Hans and I were definitely struggling at this point. Only 5 more to go, but that last leg is a killer. Hans ran the NYC marathon last year so he understood the mentality needed for this feat. We soldiered on to the Frat Boy Dog which was grilled over beer-soaked hardwood, and topped with what I believe was spray cheese, potato chips, pretzels, and pickled jalapenos on a white bread bun. At this point in the game, I was only doing one bite of these last 5 or 6 dogs, but I really enjoyed this. The spray cheese and jalapenos made it taste like nachos on a hot dog. The chips and pretzels also added some nice crunch. I should add that last year, these guys made their own Hawaiian style bread, which was really killer.
This was a great dog on a couple of different levels, which helped it earn 3rd place in the crowd vote. The dog was topped with pork shoulder that had some kind of mixture with coffee grounds, red chile spices from New Mexico, corn salsa, chile paste and sweetened up with honey, all on a corn tortilla. The smokey, sweet, and bitter tastes worked really well together, and the spices provided the right amount of heat. What also drew in Hans was the story of the spices coming directly from chef Marcos Salazar’s uncle’s chile farm in New Mexico. That type of family lineage struck right into Hans’s social worker heart, and was his favorite hot dog background story of the day.
This fat dog was crammed with bbq pulled pork, homemade spicy relish, and fritos! Great stuff, but my mindset at this point was more about counting down the dogs until the end. Disorientation is beginning to set in. I grabbed my water bottle to rehydrate and kept going.
Oh dear god, this thing is too big to be my 19th hot dog. But chef Laena McCarthy made my favorite dog in last year’s competition, so I was looking forward to this. This is an example of what mad genius can bring to a hot dog: caramelized onion cream cheese, beer jelly, spicy bacon relish, and pimenton dusted fritos. I remember Hans eating it and saying something like “I shouldn’t have done that.” I interpreted that as maybe the ingredients not working together, but he really liked it. The comment was more about reaching his breaking point.
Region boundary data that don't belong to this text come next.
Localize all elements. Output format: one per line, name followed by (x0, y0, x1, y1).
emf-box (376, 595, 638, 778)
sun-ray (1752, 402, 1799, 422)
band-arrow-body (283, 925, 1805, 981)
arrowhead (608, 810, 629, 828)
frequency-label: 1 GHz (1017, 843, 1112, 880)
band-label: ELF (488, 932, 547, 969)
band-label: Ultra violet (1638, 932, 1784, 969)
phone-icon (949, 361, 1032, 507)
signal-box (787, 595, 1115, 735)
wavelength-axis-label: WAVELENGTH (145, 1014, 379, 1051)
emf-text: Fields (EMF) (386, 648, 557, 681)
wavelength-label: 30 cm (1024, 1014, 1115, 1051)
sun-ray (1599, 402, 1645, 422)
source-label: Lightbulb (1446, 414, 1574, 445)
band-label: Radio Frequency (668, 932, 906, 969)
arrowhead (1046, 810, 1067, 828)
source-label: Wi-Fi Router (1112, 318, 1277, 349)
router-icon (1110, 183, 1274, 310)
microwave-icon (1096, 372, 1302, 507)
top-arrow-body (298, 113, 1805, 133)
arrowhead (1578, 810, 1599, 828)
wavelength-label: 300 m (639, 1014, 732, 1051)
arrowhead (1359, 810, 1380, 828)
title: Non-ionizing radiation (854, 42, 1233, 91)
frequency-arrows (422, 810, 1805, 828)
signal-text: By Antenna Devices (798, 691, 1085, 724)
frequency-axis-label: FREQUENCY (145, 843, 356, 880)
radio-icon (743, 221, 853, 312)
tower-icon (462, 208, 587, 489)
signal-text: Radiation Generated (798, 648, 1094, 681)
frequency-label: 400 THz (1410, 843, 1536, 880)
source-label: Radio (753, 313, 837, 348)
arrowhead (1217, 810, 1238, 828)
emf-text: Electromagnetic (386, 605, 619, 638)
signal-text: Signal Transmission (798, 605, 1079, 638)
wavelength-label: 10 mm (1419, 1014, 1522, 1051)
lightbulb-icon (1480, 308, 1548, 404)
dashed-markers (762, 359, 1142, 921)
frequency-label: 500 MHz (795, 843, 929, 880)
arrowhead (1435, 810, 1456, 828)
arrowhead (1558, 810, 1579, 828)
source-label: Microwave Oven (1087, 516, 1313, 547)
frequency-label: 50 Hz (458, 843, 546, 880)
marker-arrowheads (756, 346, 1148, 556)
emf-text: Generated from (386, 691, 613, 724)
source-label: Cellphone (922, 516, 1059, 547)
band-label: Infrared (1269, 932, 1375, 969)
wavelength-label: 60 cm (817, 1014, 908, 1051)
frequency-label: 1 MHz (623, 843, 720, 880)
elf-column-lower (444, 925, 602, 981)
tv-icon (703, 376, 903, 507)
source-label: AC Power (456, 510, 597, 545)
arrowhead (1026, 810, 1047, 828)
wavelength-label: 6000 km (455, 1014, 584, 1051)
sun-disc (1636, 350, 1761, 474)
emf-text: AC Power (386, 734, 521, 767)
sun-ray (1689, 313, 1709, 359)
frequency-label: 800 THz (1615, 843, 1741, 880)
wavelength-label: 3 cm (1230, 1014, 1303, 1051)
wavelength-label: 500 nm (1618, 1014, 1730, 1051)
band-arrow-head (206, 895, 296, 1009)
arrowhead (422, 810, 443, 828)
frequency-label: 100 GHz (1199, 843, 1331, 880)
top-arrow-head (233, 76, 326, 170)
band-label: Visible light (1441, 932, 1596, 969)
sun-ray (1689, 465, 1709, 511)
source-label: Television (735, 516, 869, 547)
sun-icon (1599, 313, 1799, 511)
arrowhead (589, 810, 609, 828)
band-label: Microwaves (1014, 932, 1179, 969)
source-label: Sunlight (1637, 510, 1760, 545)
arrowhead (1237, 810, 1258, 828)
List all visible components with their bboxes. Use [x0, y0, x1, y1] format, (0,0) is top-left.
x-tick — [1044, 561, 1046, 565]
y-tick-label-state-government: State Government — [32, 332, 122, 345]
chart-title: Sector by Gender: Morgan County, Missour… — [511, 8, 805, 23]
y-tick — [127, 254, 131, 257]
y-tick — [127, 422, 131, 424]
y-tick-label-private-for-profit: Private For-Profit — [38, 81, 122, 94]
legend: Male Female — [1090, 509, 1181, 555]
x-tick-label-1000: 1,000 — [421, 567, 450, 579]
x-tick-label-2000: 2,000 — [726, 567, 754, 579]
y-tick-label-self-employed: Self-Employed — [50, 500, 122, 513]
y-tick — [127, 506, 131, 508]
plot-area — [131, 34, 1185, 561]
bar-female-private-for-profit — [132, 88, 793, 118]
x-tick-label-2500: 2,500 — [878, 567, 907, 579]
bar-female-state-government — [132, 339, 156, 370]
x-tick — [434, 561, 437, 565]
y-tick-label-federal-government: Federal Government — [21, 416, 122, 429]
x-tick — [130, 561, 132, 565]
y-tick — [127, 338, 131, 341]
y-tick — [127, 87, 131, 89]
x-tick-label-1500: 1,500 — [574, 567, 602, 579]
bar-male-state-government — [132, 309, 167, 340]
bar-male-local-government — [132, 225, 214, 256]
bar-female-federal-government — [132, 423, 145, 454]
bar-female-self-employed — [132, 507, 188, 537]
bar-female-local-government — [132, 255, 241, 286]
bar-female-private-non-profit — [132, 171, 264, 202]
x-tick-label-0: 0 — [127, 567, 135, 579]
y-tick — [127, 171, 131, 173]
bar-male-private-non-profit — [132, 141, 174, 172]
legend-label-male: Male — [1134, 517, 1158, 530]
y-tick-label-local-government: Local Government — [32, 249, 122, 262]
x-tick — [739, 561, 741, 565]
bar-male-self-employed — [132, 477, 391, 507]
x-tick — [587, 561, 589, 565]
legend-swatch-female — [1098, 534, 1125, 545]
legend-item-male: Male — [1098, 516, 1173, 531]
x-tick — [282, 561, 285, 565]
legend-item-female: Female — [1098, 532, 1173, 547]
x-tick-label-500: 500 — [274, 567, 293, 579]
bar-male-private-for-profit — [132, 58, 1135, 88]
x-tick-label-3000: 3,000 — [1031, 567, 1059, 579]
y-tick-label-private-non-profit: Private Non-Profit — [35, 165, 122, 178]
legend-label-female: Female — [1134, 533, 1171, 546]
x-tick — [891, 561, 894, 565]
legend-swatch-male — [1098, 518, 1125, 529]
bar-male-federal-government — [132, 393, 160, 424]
Another great selection with lots of toppings. The dogs were coated in a smokey spice blend and wrapped in a tortilla with black beans, avocado, lime, spicy salsa, pickled onions, and crunchy tortilla bits. Great taco toppings working perfectly on the dog.
Capping off our day was the Soul Slider, bringing the South onto a hot dog. This was topped with bacon-infused baked beans, Carolina-style bbq pulled pork, collard greens, and a homemade pickle. I mean, really, you can’t go wrong with pulled pork, beans, and greens. A great dog to end on.
We reached the finish line. Glory and triumph are funny things. They are supposed to feel good. That’s what sports movies have taught me. But now that I think about it, champions go through pain to reach the end. And we felt terrible. This is around the time that Ali showed up to hang out with us. This is what she saw when she found us.
The day was a rousing success, and again, concluded with a dance party. Apparently, no one can resist Naughty by Nature’s “Hip Hop Hooray.” Not even a crowd of people that were chowing on hot dogs all day. Many thanks again to Kara Masi and the other organizers for a great event. Looking forward to another great event next year!